Sure, it’s a pretty typical underdog-overcoming-adversity dilemma, but Bousdoukos’ Zinos makes this one sing. He’s a great shaggy dog, and he thinks he might have found his restaurant’s savior in chef Shayn (the scene-stealing Birol Ünel), a sometimes hot-tempered kitchen auteur who’s as likely to berate the customer as he is to whip up something as visually dazzling as it is heaven in the mouth. With all these characters set, Soul Kitchen—the name of the movie and the restaurant—winningly moves into madcap screwball antics.

Yes, you’ve seen this before, but it’s done here with such a playful spirit and Teflon soundtrack—classic 1970s soul and funk—that you don’t really care. It’s directed by Fatih Akin, that heady German-Turk director of such serious and powerful fare as 2004’s Head-On and 2007’s The Edge of Heaven. The fragility of human relationships is at the core of those movies, anchored by a superb cast. Both are present in Soul, only Akin is taking a more light and airy approach.
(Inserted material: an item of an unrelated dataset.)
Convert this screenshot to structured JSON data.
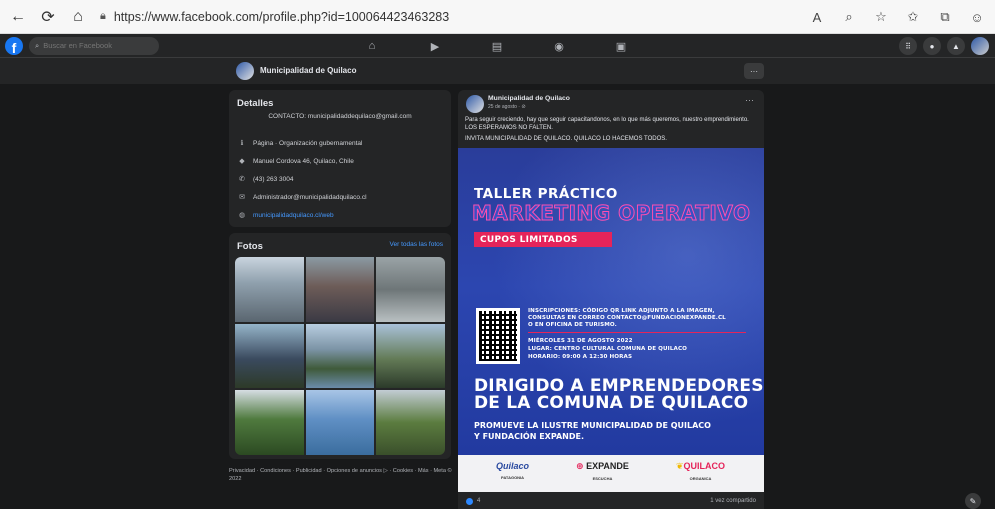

As a filmgoer, experiencing such a change of pace from a director can be refreshing and sometimes even thrilling. Akin’s sure-handed understanding of ethnic groups in Germany is still on full display, as is his deft pace and orchestration of otherwise mundane conversations. With Soul Kitchen he’s merely trying—and succeeding—to be funny instead of probing. It makes you wish directors like Darren Aronofsky, David Fincher, or Christopher Nolan might try putting their exceptional filmmaking skill to something a little different from their norm just to see what came of it.